Despite being a Londoner for 20 years, I have to confess I’d never been here until recently, and I was impressed! There’s a big focus on family visitors, from exploring Londidium (the city’s name in Roman times) to the Great Fire of London and a real-life Victorian shopping street. It offers free admission too, and like the V&A, has backpacks to hire that are full of great age-appropriate activities (the info desk can help with this). My advice would be to combine a visit here with a look around St. Paul’s Cathedral, which is nearby and deserves to be seen.
This makes the list as something slightly different. The Horniman was set up by a successful tea trader more than 100 years ago who brought back exotic finds from his travels around the world to his home in southeast London. Compared to the central London museums, the Horniman is pretty small and somewhat quaint. However, it’s loved by local mums and schools, who bring their children here in droves all year round. Aimed directly at children, there’s a small aquarium, a Great Hall full of stuffed animals and a big section on bugs and insects, which kids seem to love.
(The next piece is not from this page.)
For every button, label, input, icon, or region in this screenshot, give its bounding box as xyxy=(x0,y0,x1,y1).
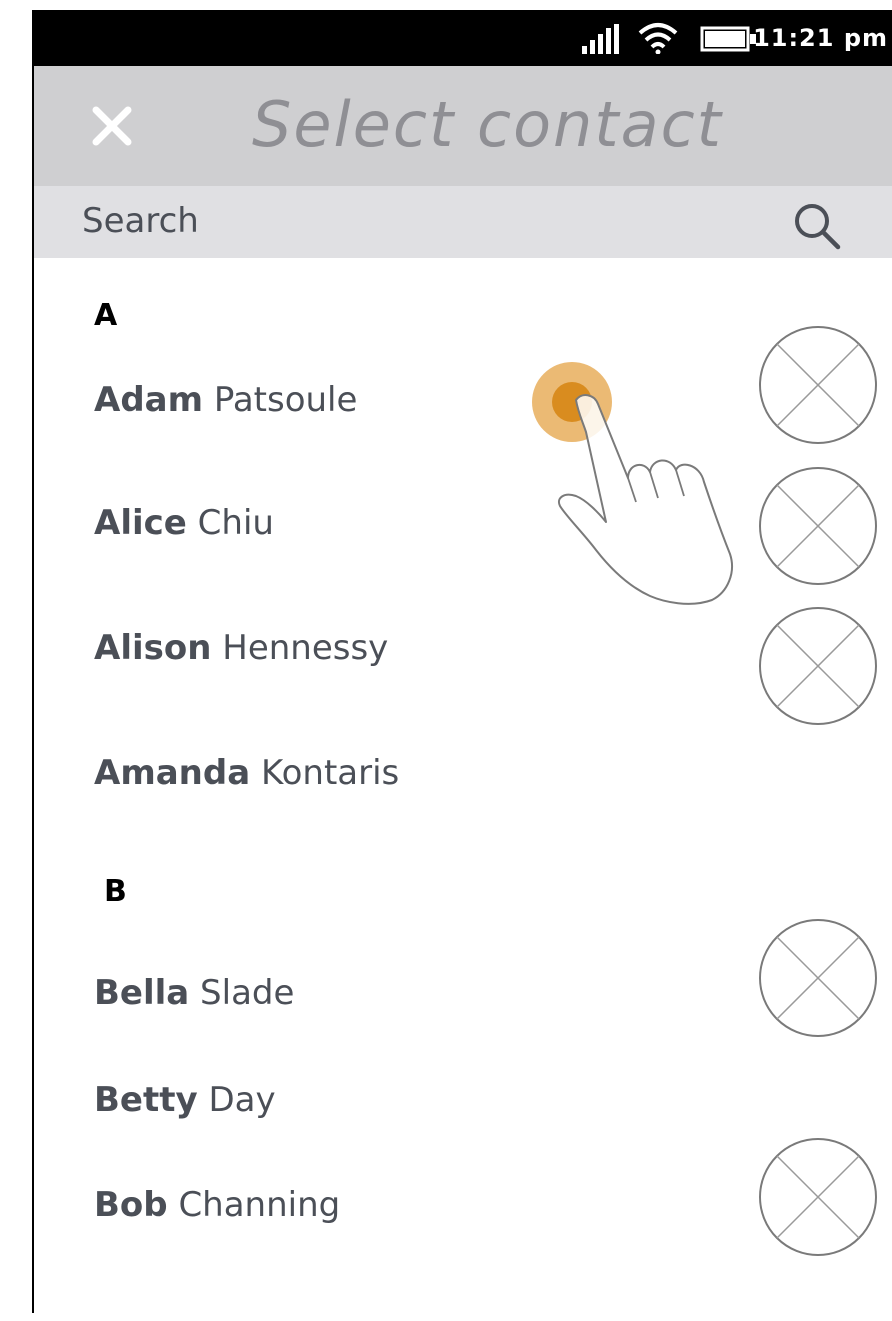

What’s great? It’s far more chilled out than the big museums, so works well for smaller children, say ages 3 to 8. And it’s set in beautiful gardens with wind chimes and a playground, and boasts one of the most spectacular views of London’s skyline.
The Horniman isn’t particularly easy to get to if you don’t know London well, so treat yourself to a cab. The museum would be great place to visit if you’re in the locality anyway, or just fancy some time away from central London and want to experience life as a local family.